Like most extremist arguments, Covenanter political logic was deceptively simple. A nation was its laws, and law was rooted in the authority of God. The English Magna Carta’s preamble issued laws “at the prompting of God.” In America’s great charter, however, God was neither prompting nor prompted. He was not there at all. Therefore, the Constitution had a “We the People” problem. . . . A Christian culture, even a Christian majority, did not equate to a Christian nation, they insisted. . . . Yet the Covenanters’ critical distinction–that by the standards of its own time the newly born United States was simultaneously a Christian civilization and a secular nation–has been lost on our contemporary debates (Joseph S. Moore, Founding Sins: How a Group of Antislavery Radicals Fought to Put Christ into the Constitution, 3).

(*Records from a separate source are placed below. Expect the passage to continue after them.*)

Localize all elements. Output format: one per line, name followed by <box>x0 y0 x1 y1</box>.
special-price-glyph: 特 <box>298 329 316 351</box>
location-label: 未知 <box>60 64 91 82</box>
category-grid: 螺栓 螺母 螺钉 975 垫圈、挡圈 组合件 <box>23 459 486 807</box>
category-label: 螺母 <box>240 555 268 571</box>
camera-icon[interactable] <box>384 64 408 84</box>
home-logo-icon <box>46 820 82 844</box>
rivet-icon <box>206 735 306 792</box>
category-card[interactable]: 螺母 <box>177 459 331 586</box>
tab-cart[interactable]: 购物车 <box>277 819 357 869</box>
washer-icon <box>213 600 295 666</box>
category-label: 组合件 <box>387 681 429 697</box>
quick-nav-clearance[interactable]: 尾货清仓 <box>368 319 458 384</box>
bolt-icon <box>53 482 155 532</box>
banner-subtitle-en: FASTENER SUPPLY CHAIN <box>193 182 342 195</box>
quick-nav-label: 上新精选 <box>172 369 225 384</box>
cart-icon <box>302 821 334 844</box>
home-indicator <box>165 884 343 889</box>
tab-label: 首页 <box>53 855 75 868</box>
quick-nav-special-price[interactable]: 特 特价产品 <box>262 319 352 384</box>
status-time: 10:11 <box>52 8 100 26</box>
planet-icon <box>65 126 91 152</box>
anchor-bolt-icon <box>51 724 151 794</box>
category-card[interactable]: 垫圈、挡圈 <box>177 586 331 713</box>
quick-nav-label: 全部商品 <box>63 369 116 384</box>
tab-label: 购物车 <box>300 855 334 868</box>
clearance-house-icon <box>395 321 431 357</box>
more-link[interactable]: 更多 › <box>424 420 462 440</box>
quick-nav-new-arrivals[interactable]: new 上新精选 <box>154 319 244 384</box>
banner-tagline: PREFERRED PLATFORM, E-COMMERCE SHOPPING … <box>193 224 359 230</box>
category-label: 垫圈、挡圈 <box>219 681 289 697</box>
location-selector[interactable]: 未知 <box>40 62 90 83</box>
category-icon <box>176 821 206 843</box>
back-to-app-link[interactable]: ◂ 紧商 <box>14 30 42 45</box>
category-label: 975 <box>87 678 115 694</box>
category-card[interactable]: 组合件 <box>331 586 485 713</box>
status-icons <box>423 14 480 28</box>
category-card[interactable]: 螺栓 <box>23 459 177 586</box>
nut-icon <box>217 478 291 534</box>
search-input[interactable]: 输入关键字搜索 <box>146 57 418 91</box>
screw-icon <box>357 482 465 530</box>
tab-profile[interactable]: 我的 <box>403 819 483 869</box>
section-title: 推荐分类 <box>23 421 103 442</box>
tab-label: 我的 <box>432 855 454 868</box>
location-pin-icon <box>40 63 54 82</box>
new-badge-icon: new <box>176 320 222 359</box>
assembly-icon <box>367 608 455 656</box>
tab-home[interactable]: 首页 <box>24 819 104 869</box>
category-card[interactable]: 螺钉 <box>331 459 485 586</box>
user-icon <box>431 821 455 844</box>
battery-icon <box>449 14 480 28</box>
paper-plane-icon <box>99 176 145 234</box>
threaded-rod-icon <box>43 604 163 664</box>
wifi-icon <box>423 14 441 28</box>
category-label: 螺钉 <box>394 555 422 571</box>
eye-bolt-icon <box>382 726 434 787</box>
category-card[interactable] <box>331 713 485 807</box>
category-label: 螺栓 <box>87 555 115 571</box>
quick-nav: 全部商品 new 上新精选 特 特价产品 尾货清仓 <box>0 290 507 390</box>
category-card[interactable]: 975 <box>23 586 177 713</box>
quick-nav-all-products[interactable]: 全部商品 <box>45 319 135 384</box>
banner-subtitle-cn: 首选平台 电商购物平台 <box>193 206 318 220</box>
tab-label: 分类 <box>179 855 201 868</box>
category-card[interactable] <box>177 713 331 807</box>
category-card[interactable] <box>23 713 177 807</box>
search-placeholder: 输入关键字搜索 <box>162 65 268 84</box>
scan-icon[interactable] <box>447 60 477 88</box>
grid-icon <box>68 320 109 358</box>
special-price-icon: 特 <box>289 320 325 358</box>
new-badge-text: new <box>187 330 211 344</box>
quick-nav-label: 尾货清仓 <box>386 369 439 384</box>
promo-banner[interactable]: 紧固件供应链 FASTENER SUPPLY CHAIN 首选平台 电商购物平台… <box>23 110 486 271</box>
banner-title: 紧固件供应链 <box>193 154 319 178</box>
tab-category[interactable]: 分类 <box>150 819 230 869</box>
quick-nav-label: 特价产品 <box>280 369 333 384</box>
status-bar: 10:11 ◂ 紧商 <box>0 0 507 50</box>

Continuity of Covenanter Critiques

Covenanter critiques centered on two interrelated themes. The first was the absence of Jesus Christ in the Constitution: an affront to God’s name and an open statement of rebellion against his reign over the people. The second was human slavery and its long wake of American racism: a desecration of God’s image. Even as America changed and as life in America changed the Covenanters, these arguments maintained a remarkable continuity among their religious adherents in both the North and the South, spanning the years from the Early Republic to the Civil War era and Reconstruction and into the twentieth century. . . . The Covenanters’ insistence on God in the law and humanity’s equality before it gave purpose and energy to their fight against America’s twin founding sins (Joseph S. Moore, Founding Sins: How a Group of Antislavery Radicals Fought to Put Christ into the Constitution, 2).

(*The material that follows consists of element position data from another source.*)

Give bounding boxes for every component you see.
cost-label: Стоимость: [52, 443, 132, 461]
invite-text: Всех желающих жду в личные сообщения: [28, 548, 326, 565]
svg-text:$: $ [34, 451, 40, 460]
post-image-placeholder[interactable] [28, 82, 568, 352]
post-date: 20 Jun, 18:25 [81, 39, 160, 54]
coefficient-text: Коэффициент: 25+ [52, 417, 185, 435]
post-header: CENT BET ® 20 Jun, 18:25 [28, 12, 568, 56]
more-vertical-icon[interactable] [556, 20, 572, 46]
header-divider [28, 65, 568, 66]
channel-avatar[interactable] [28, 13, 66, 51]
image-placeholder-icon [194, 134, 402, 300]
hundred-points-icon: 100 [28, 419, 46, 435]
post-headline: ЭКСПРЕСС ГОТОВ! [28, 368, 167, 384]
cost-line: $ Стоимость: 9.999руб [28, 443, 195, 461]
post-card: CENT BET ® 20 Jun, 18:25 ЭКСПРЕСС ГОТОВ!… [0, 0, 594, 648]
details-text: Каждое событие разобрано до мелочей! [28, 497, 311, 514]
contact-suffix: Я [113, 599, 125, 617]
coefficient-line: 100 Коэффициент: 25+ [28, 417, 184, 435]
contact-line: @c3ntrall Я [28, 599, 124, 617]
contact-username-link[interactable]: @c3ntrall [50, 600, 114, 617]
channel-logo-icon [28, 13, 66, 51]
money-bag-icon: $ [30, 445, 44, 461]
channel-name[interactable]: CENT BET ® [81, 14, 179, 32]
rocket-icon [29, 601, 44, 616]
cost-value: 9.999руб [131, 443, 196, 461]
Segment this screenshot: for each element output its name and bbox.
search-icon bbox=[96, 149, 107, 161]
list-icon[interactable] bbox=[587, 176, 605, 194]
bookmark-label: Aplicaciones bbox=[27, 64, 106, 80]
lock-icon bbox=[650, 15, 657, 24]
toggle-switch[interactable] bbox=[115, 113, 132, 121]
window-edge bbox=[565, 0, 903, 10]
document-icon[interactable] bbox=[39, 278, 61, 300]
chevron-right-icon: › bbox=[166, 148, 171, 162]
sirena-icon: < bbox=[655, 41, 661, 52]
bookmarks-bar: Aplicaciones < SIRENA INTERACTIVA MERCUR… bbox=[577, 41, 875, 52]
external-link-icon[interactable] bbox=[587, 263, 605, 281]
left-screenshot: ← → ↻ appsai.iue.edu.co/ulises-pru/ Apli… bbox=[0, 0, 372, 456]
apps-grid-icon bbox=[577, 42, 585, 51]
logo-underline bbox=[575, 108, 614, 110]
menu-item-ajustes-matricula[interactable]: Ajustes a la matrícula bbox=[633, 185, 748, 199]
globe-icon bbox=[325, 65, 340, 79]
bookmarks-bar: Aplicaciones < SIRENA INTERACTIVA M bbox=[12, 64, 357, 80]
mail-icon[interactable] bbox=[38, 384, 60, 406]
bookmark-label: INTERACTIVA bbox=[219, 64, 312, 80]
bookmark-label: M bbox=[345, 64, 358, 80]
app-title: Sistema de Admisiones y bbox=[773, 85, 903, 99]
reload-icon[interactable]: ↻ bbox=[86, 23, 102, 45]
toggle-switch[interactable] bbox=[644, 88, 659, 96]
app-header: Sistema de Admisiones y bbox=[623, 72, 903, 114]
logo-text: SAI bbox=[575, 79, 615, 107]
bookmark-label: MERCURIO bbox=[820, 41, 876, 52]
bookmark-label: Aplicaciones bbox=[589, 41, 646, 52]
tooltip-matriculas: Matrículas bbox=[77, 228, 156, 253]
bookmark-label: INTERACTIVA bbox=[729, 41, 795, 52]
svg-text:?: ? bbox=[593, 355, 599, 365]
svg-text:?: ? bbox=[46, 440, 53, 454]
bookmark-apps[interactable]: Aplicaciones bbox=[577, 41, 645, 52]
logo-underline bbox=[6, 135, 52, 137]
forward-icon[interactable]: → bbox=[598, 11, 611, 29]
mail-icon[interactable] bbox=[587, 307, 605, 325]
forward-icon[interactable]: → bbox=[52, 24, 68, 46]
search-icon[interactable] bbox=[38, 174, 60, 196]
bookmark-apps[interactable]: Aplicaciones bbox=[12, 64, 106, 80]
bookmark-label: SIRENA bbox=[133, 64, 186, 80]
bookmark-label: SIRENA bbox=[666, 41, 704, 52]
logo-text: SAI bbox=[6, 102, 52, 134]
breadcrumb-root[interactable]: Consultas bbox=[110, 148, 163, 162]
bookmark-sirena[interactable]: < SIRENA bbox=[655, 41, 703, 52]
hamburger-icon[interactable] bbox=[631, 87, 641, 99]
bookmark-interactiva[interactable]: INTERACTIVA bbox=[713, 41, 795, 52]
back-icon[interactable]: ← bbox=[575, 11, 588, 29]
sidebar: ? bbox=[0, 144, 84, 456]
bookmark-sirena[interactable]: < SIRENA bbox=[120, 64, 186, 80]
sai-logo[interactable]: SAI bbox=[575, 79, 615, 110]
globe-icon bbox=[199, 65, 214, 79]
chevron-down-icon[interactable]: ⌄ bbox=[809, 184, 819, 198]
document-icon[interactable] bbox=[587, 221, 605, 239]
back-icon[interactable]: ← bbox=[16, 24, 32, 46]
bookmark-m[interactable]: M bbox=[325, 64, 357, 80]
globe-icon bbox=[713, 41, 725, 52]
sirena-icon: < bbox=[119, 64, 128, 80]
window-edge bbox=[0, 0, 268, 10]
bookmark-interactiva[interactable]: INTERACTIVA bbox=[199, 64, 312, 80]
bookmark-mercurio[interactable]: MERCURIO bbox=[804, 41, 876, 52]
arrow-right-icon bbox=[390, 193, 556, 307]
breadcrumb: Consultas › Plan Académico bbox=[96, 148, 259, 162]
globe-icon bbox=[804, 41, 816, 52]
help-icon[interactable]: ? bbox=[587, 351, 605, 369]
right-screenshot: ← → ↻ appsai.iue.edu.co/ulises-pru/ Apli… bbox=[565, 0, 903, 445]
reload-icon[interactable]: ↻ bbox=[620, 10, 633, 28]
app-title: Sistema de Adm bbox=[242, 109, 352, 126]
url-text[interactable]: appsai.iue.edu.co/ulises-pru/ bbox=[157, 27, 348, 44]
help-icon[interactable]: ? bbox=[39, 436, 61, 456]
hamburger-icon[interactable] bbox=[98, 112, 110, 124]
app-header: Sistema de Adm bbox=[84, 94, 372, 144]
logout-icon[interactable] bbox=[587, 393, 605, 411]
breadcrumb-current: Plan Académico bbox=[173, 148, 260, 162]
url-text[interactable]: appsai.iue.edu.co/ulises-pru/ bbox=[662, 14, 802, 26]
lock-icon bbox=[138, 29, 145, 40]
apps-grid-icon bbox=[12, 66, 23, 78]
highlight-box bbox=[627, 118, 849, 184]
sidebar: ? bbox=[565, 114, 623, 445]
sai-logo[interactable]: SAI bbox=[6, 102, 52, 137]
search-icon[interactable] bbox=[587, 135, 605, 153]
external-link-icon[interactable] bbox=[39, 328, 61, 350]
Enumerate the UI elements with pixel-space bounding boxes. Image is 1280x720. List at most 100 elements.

Protesting “Out with the old, in with the new.”

When the Founders failed to found a Christian nation it was not by accident. They were intentionally dismissing those who sought to mix God and government in the new nation in old, European ways. That failure was loudly protested. In the thick of America’s first culture wars were the Covenanters, an assortment of radical Scotch-Irish Presbyterian sects sharing the conviction that all nations must be in an explicit covenant with God (Joseph S. Moore, Founding Sins: How a Group of Antislavery Radicals Fought to Put Christ into the Constitution, 1-2).

Strident Critique

The United States was not founded as a Christian nation, because slavery was in the Constitution and Jesus was not. The people who said this, rather loudly and for quite a long time, were called the Covenanters [aka Reformed Presbyterians, Cameronians, Society People, Old Light/Old School, Anti-Burghers, Seceders, Associate Reformed Presbyterians, United Presbyterians, etc.]. Whereas today most religious conservatives insist that America’s Founders created a Christian nation, Covenanters were the most conservative Christians in early America, and they vehemently disagreed. . . . the most strident critique of America’s failure to be a Christian nation came from the right (Joseph S. Moore, Founding Sins: How a Group of Antislavery Radicals Fought to Put Christ into the Constitution, 1).

Seal of Eternity

Though every statement in the Scripture cannot be regarded as absolutely essential to salvation, yet everything there is essential to some other wise and important end, else it would not find a place in the good Word of God. . . . All Scripture is profitable. . . . The faith of a Christian should strive to reach and grasp everything that God has honoured with a place in that Word, the design of which is to be a light to our feet as we thread our way through this dark world. Besides, this, unlike every other book, is not doomed to perish. Heaven and earth may pass away, but the words of Christ shall not pass away. The seal of eternity is stamped on every verse of the Bible. This fact is enough of itself to make every line of it important (“The Apostolic Church: Which Is It? by Thomas Witherow in Paradigms in Polity: Classic Readings in Reformed and Presbyterian Church Government, eds. David W. Hall & Joseph H. Hall, 37-38).